Histoire des Treize by Honoré de Balzac

Histoire des Treize by Honoré de Balzac

Auteur:Honoré de Balzac [Balzac, Honoré de]
La langue: fra
Format: epub
Éditeur: eBalzac
Publié: 2020-02-25T16:00:00+00:00


— Ronquerolles a donc raison, pensa-t-il, nous allons jouer maintenant une partie d’échecs.

Dès lors il cacha ses émotions sous un calme complet. Aucun homme n’est assez fort pour pouvoir supporter ces changements, qui font passer rapidement l’âme du plus grand bien à des malheurs suprêmes. N’avait-il donc aperçu la vie heureuse que pour mieux sentir le vide de son existence précédente ? Ce fut un terrible orage ; mais il savait souffrir, et reçut l’assaut de ses pensées tumultueuses, comme un rocher de granit reçoit les lames de l’Océan courroucé.

— Je n’ai rien pu lui dire ; en sa présence, je n’ai plus d’esprit. Elle ne sait pas à quel point elle est vile et méprisable. Personne n’a osé mettre cette créature en face d’elle-même. Elle a sans doute joué bien des hommes, je les vengerai tous.

Pour la première fois peut-être, dans un cœur d’homme, l’amour et la vengeance se mêlèrent si également qu’il était impossible à Montriveau lui-même de savoir qui de l’amour, qui de la vengeance l’emporterait. Il se trouva le soir même au bal où devait être la duchesse de Langeais, et désespéra presque d’atteindre cette femme à laquelle il fut tenté d’attribuer quelque chose de démoniaque : elle se montra pour lui gracieuse et pleine d’agréables sourires, elle ne voulait pas sans doute laisser croire au monde qu’elle s’était compromise avec monsieur de Montriveau. Une mutuelle bouderie trahit l’amour. Mais que la duchesse ne changeât rien à ses manières, alors que le marquis était sombre et chagrin, n’était-ce pas faire voir qu’Armand n’avait rien obtenu d’elle ? Le monde sait bien deviner le malheur des hommes dédaignés, et ne le confond point avec les brouilles que certaines femmes ordonnent à leurs amants d’affecter dans l’espoir de cacher un mutuel amour. {p. 188} Et chacun se moqua de Montriveau qui, n’ayant pas consulté son cornac, resta rêveur, souffrant ; tandis que monsieur de Ronquerolles lui eût prescrit peut-être de compromettre la duchesse en répondant à ses fausses amitiés par des démonstrations passionnées. Armand de Montriveau quitta le bal, ayant horreur de la nature humaine, et croyant encore à peine à de si complètes perversités.
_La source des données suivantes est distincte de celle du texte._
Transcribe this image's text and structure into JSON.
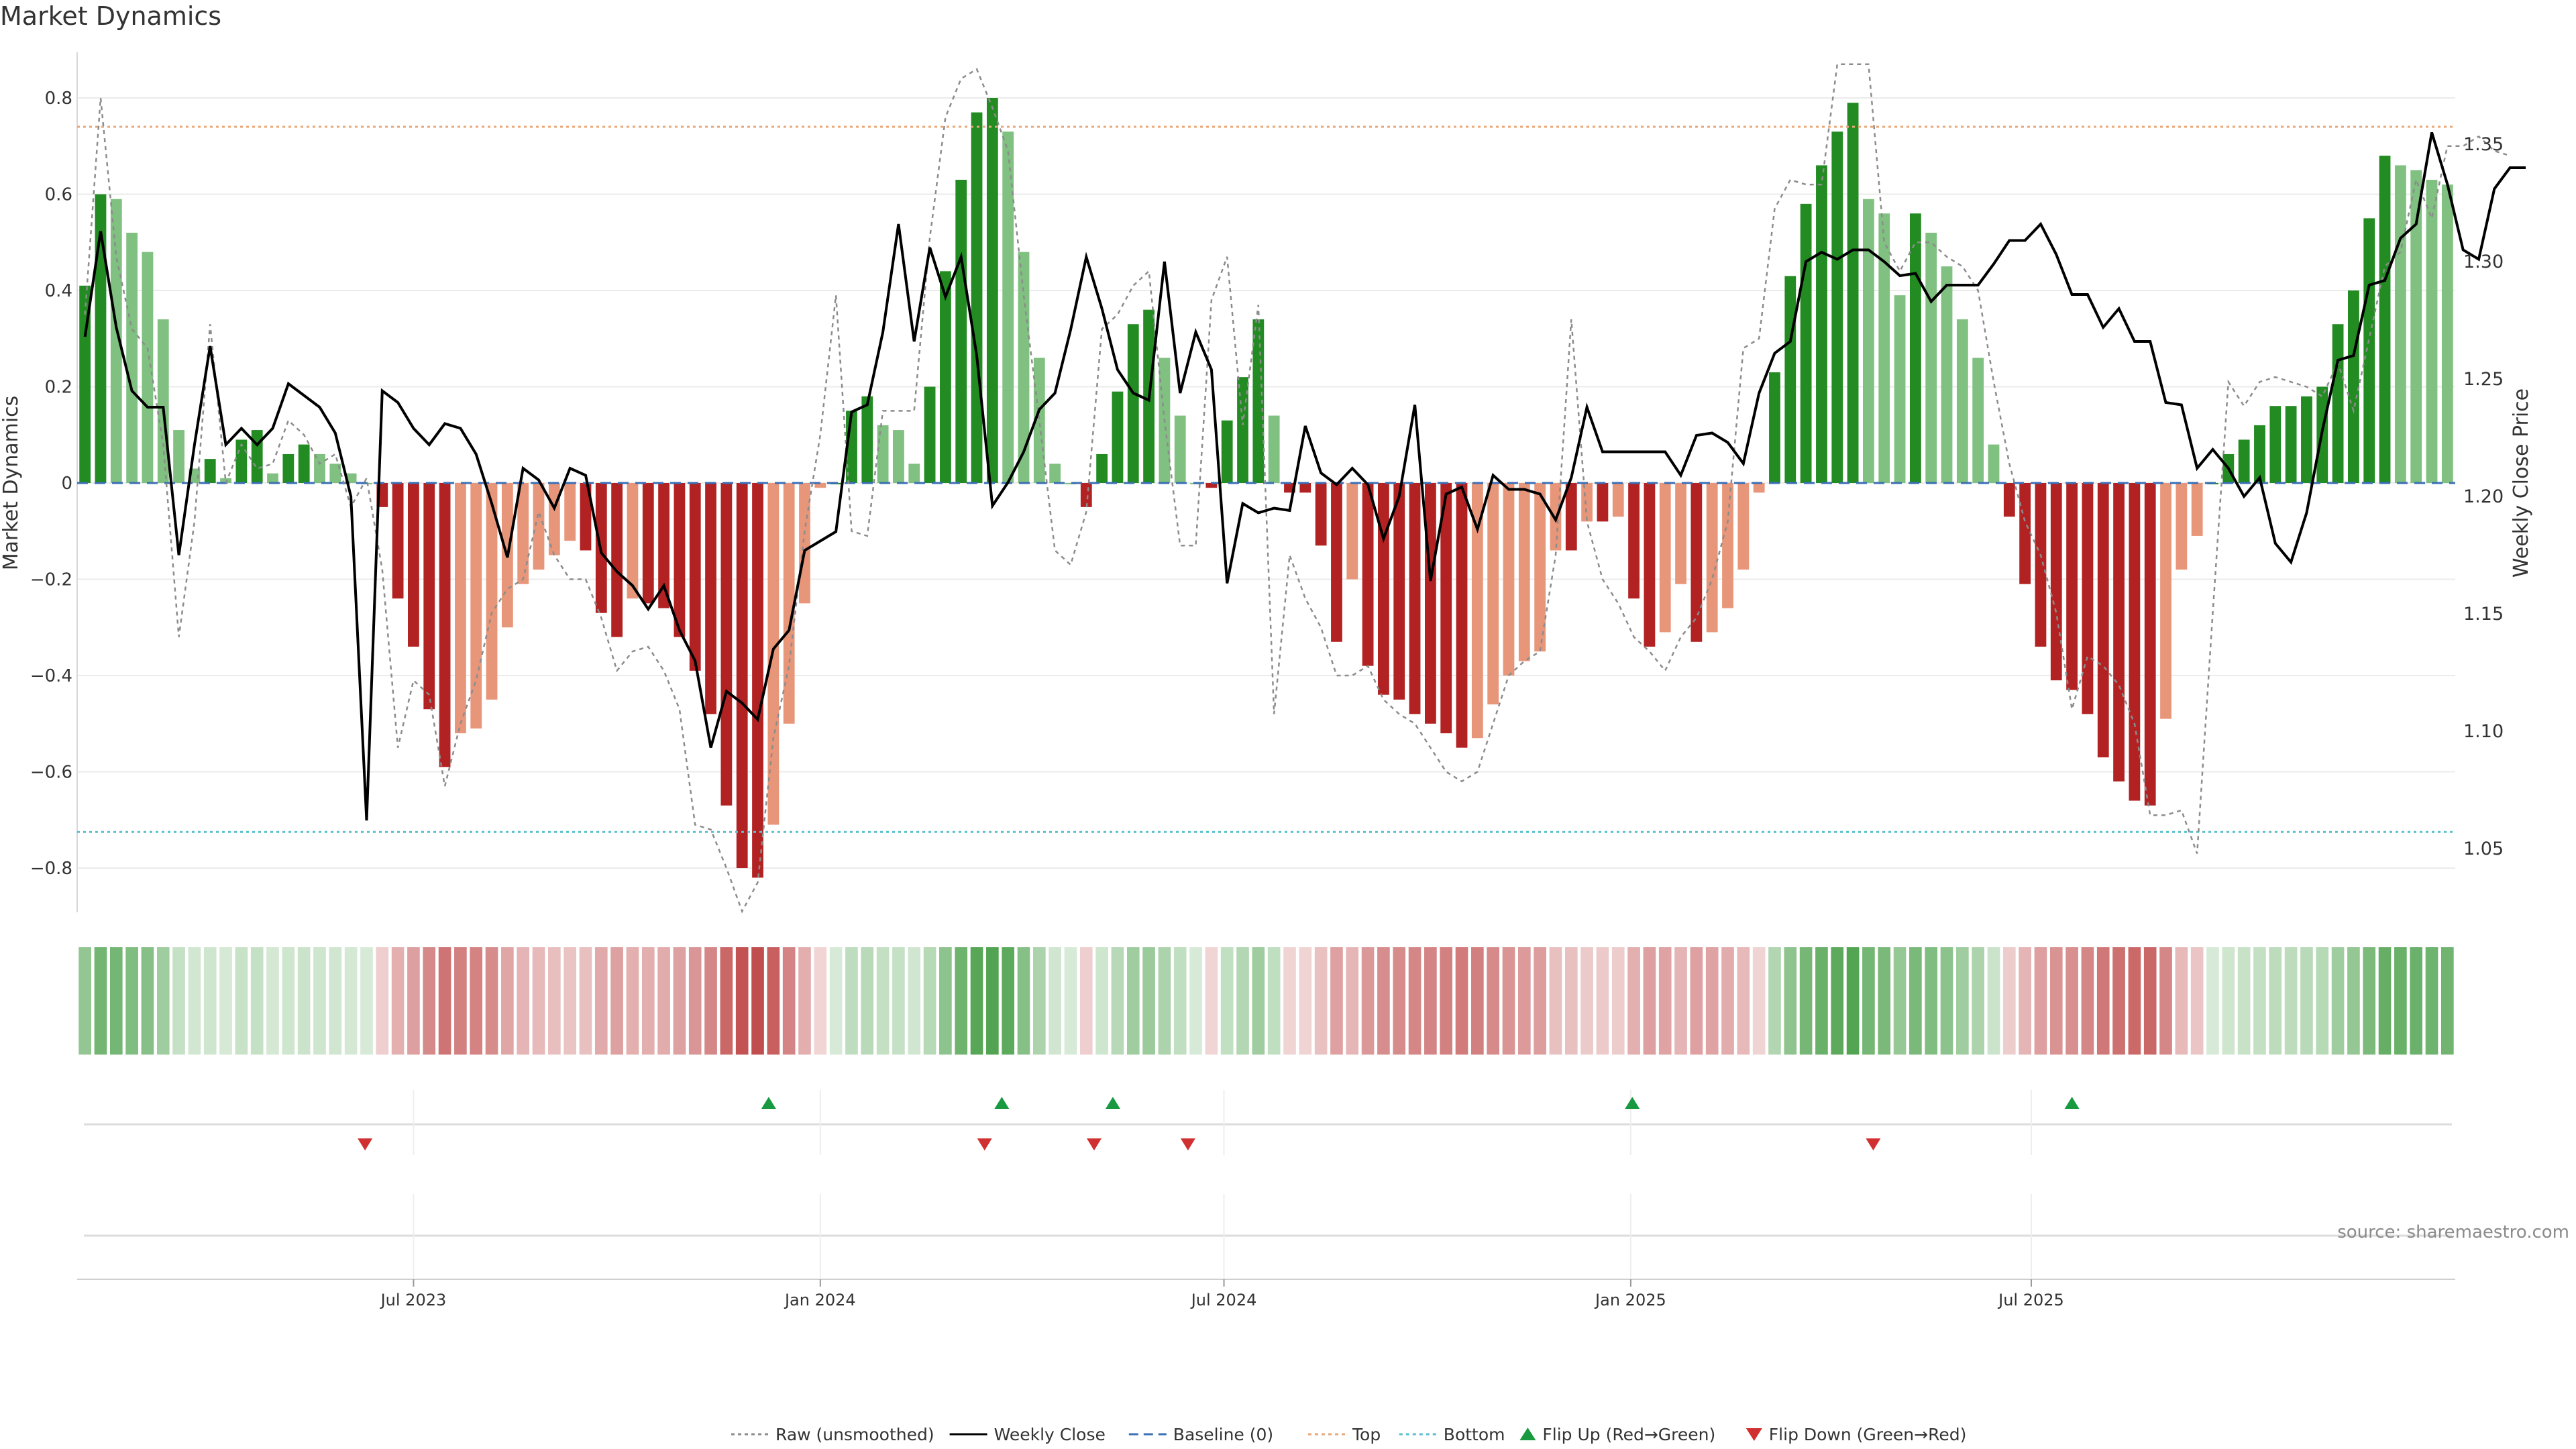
{
  "title": "Market Dynamics",
  "source": "source: sharemaestro.com",
  "chart_data": {
    "type": "bar",
    "title": "Market Dynamics",
    "ylabel": "Market Dynamics",
    "y2label": "Weekly Close Price",
    "ylim": [
      -0.9,
      0.9
    ],
    "y2lim": [
      1.025,
      1.385
    ],
    "yticks": [
      "0.8",
      "0.6",
      "0.4",
      "0.2",
      "0",
      "−0.2",
      "−0.4",
      "−0.6",
      "−0.8"
    ],
    "y2ticks": [
      "1.35",
      "1.30",
      "1.25",
      "1.20",
      "1.15",
      "1.10",
      "1.05"
    ],
    "xticks": [
      "Jul 2023",
      "Jan 2024",
      "Jul 2024",
      "Jan 2025",
      "Jul 2025"
    ],
    "xtick_weeks": [
      21.5,
      47.5,
      73.3,
      99.3,
      124.9
    ],
    "top_line": 0.74,
    "bottom_line": -0.725,
    "bars": [
      0.41,
      0.6,
      0.59,
      0.52,
      0.48,
      0.34,
      0.11,
      0.03,
      0.05,
      0.01,
      0.09,
      0.11,
      0.02,
      0.06,
      0.08,
      0.06,
      0.04,
      0.02,
      0.0,
      -0.05,
      -0.24,
      -0.34,
      -0.47,
      -0.59,
      -0.52,
      -0.51,
      -0.45,
      -0.3,
      -0.21,
      -0.18,
      -0.15,
      -0.12,
      -0.14,
      -0.27,
      -0.32,
      -0.24,
      -0.25,
      -0.26,
      -0.32,
      -0.39,
      -0.48,
      -0.67,
      -0.8,
      -0.82,
      -0.71,
      -0.5,
      -0.25,
      -0.01,
      0.0,
      0.15,
      0.18,
      0.12,
      0.11,
      0.04,
      0.2,
      0.44,
      0.63,
      0.77,
      0.8,
      0.73,
      0.48,
      0.26,
      0.04,
      0.0,
      -0.05,
      0.06,
      0.19,
      0.33,
      0.36,
      0.26,
      0.14,
      0.0,
      -0.01,
      0.13,
      0.22,
      0.34,
      0.14,
      -0.02,
      -0.02,
      -0.13,
      -0.33,
      -0.2,
      -0.38,
      -0.44,
      -0.45,
      -0.48,
      -0.5,
      -0.52,
      -0.55,
      -0.53,
      -0.46,
      -0.4,
      -0.37,
      -0.35,
      -0.14,
      -0.14,
      -0.08,
      -0.08,
      -0.07,
      -0.24,
      -0.34,
      -0.31,
      -0.21,
      -0.33,
      -0.31,
      -0.26,
      -0.18,
      -0.02,
      0.23,
      0.43,
      0.58,
      0.66,
      0.73,
      0.79,
      0.59,
      0.56,
      0.39,
      0.56,
      0.52,
      0.45,
      0.34,
      0.26,
      0.08,
      -0.07,
      -0.21,
      -0.34,
      -0.41,
      -0.43,
      -0.48,
      -0.57,
      -0.62,
      -0.66,
      -0.67,
      -0.49,
      -0.18,
      -0.11,
      0.0,
      0.06,
      0.09,
      0.12,
      0.16,
      0.16,
      0.18,
      0.2,
      0.33,
      0.4,
      0.55,
      0.68,
      0.66,
      0.65,
      0.63,
      0.62
    ],
    "raw": [
      0.35,
      0.8,
      0.47,
      0.32,
      0.28,
      0.08,
      -0.32,
      -0.08,
      0.33,
      0.0,
      0.08,
      0.03,
      0.04,
      0.13,
      0.1,
      0.04,
      0.06,
      -0.05,
      0.01,
      -0.18,
      -0.55,
      -0.41,
      -0.44,
      -0.63,
      -0.5,
      -0.41,
      -0.27,
      -0.22,
      -0.2,
      -0.06,
      -0.15,
      -0.2,
      -0.2,
      -0.28,
      -0.39,
      -0.35,
      -0.34,
      -0.39,
      -0.47,
      -0.71,
      -0.72,
      -0.8,
      -0.89,
      -0.83,
      -0.53,
      -0.38,
      -0.1,
      0.1,
      0.39,
      -0.1,
      -0.11,
      0.15,
      0.15,
      0.15,
      0.51,
      0.76,
      0.84,
      0.86,
      0.78,
      0.69,
      0.39,
      0.13,
      -0.14,
      -0.17,
      -0.06,
      0.32,
      0.35,
      0.41,
      0.44,
      0.13,
      -0.13,
      -0.13,
      0.38,
      0.47,
      0.12,
      0.37,
      -0.48,
      -0.15,
      -0.24,
      -0.3,
      -0.4,
      -0.4,
      -0.38,
      -0.45,
      -0.48,
      -0.5,
      -0.55,
      -0.6,
      -0.62,
      -0.6,
      -0.5,
      -0.4,
      -0.37,
      -0.35,
      -0.15,
      0.34,
      -0.08,
      -0.2,
      -0.25,
      -0.32,
      -0.35,
      -0.39,
      -0.32,
      -0.28,
      -0.2,
      -0.08,
      0.28,
      0.3,
      0.57,
      0.63,
      0.62,
      0.62,
      0.87,
      0.87,
      0.87,
      0.5,
      0.44,
      0.5,
      0.5,
      0.47,
      0.45,
      0.4,
      0.21,
      0.04,
      -0.08,
      -0.15,
      -0.27,
      -0.47,
      -0.36,
      -0.38,
      -0.42,
      -0.5,
      -0.69,
      -0.69,
      -0.68,
      -0.77,
      -0.27,
      0.21,
      0.16,
      0.21,
      0.22,
      0.21,
      0.2,
      0.18,
      0.25,
      0.15,
      0.3,
      0.45,
      0.48,
      0.63,
      0.55,
      0.7,
      0.7,
      0.72,
      0.69,
      0.68
    ],
    "close": [
      1.268,
      1.313,
      1.272,
      1.245,
      1.238,
      1.238,
      1.175,
      1.222,
      1.264,
      1.222,
      1.229,
      1.222,
      1.229,
      1.248,
      1.243,
      1.238,
      1.227,
      1.2,
      1.062,
      1.245,
      1.24,
      1.229,
      1.222,
      1.231,
      1.229,
      1.218,
      1.197,
      1.174,
      1.212,
      1.207,
      1.195,
      1.212,
      1.209,
      1.176,
      1.168,
      1.162,
      1.152,
      1.162,
      1.143,
      1.13,
      1.093,
      1.117,
      1.112,
      1.105,
      1.135,
      1.143,
      1.177,
      1.181,
      1.185,
      1.236,
      1.239,
      1.27,
      1.316,
      1.266,
      1.306,
      1.285,
      1.302,
      1.26,
      1.196,
      1.206,
      1.219,
      1.237,
      1.244,
      1.271,
      1.302,
      1.28,
      1.254,
      1.244,
      1.241,
      1.3,
      1.244,
      1.27,
      1.254,
      1.163,
      1.197,
      1.193,
      1.195,
      1.194,
      1.23,
      1.21,
      1.205,
      1.212,
      1.205,
      1.182,
      1.2,
      1.239,
      1.164,
      1.201,
      1.204,
      1.186,
      1.209,
      1.203,
      1.203,
      1.201,
      1.19,
      1.208,
      1.238,
      1.219,
      1.219,
      1.219,
      1.219,
      1.219,
      1.209,
      1.226,
      1.227,
      1.223,
      1.214,
      1.244,
      1.261,
      1.266,
      1.3,
      1.304,
      1.301,
      1.305,
      1.305,
      1.3,
      1.294,
      1.295,
      1.283,
      1.29,
      1.29,
      1.29,
      1.299,
      1.309,
      1.309,
      1.316,
      1.303,
      1.286,
      1.286,
      1.272,
      1.28,
      1.266,
      1.266,
      1.24,
      1.239,
      1.212,
      1.22,
      1.212,
      1.2,
      1.208,
      1.18,
      1.172,
      1.193,
      1.228,
      1.258,
      1.26,
      1.29,
      1.292,
      1.31,
      1.316,
      1.355,
      1.333,
      1.305,
      1.301,
      1.331,
      1.34,
      1.34
    ],
    "flip_up_weeks": [
      44.2,
      59.1,
      66.2,
      99.4,
      127.5
    ],
    "flip_down_weeks": [
      18.4,
      58.0,
      65.0,
      71.0,
      114.8
    ],
    "legend": [
      {
        "label": "Raw (unsmoothed)",
        "style": "dotted",
        "color": "#8c8c8c"
      },
      {
        "label": "Weekly Close",
        "style": "solid",
        "color": "#000000"
      },
      {
        "label": "Baseline (0)",
        "style": "dashed",
        "color": "#3b6fb6"
      },
      {
        "label": "Top",
        "style": "dotted",
        "color": "#e8a878"
      },
      {
        "label": "Bottom",
        "style": "dotted",
        "color": "#5bc0d0"
      },
      {
        "label": "Flip Up (Red→Green)",
        "style": "triangle-up",
        "color": "#1a9a40"
      },
      {
        "label": "Flip Down (Green→Red)",
        "style": "triangle-down",
        "color": "#d03030"
      }
    ],
    "legend_placement": "bottom-center"
  },
  "colors": {
    "strong_green": "#228b22",
    "light_green": "#80c080",
    "strong_red": "#b22222",
    "light_red": "#e8967a",
    "top_line": "#e8a878",
    "bottom_line": "#5bc0d0",
    "baseline": "#3b6fb6"
  }
}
— S’il n’y a pas de bourreaux pour de semblables crimes, dit-il en regardant les croisées lumineuses des salons où dansaient, causaient et riaient les plus séduisantes femmes de Paris, je te prendrai par le chignon du cou, madame la duchesse, et t’y ferai sentir un fer plus mordant que ne l’est le couteau de la Grève. Acier contre acier, nous verrons quel cœur sera plus tranchant.

Pendant une semaine environ, madame de Langeais espéra revoir le marquis de Montriveau ; mais Armand se contenta d’envoyer tous les matins sa carte à l’hôtel de Langeais. Chaque fois que cette carte était remise à la duchesse, elle ne pouvait s’empêcher de tressaillir, frappée par de sinistres pensées, mais indistinctes comme l’est un pressentiment de malheur. En lisant ce nom, tantôt elle croyait sentir dans ses cheveux la main puissante de cet homme implacable, tantôt ce nom lui pronostiquait des vengeances que son mobile esprit lui faisait atroces.